Chasing Biodiversity Off the Scientific and Conservation Tracks
The idea of conserving biodiversity has become central to the very meaning of biological conservation---in the public imagination and for conservation organizations worldwide. Identification of conservation with biodiversity conservation owes extensively to the idea that warrant for biodiversity's conservation is anchored in the empirical thesis that biodiversity causally determines ecosystem functioning, and thereby, somehow, important ecosystem services. This idea has fueled an enormous research program dedicated to producing the requisite causal evidence. This essay first reviews the data that are supposed to constitute direct evidence for biodiversity's causal influence. It proceeds by answering a heretofore unasked, yet foundational, question for causal hypotheses: Do these data meet basic requirements for credibility as causal evidence?

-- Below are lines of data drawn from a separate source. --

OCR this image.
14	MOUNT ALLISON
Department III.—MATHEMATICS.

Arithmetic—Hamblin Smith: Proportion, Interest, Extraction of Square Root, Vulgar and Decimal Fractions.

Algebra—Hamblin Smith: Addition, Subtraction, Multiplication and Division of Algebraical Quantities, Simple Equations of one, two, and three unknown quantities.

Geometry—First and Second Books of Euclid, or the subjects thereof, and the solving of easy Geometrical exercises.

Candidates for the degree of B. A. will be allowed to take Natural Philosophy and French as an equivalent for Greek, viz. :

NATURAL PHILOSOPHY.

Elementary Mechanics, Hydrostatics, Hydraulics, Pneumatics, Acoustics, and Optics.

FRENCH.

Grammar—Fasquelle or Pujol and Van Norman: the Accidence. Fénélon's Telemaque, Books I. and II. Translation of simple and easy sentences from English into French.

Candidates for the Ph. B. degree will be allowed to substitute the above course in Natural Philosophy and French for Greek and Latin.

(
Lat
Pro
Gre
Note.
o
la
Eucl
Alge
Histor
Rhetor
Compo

By virtue of mistakenly reading causal significance into (i) massive numbers of causally irrelevant data points, (ii) an equation that simply equates a stipulated definition to an algebraically equivalent expression, and (iii) correlations produced by arbitrary computations over previously collected data sets, these data fall well short of meeting these requirements. Mistakes also suffuse the notion that biodiversity's supposed causal influence gives reasons to conserve it. These mistakes are exposed when the conservation argument that was supposed to proceed from the premise of biodiversity's causal influence is clearly spelled out. Once made explicit, each step is seen to rely on a questionable assumption, invalid logic, or both. The essay concludes with implications for conservation, biodiversity research, and scientific inquiry more generally.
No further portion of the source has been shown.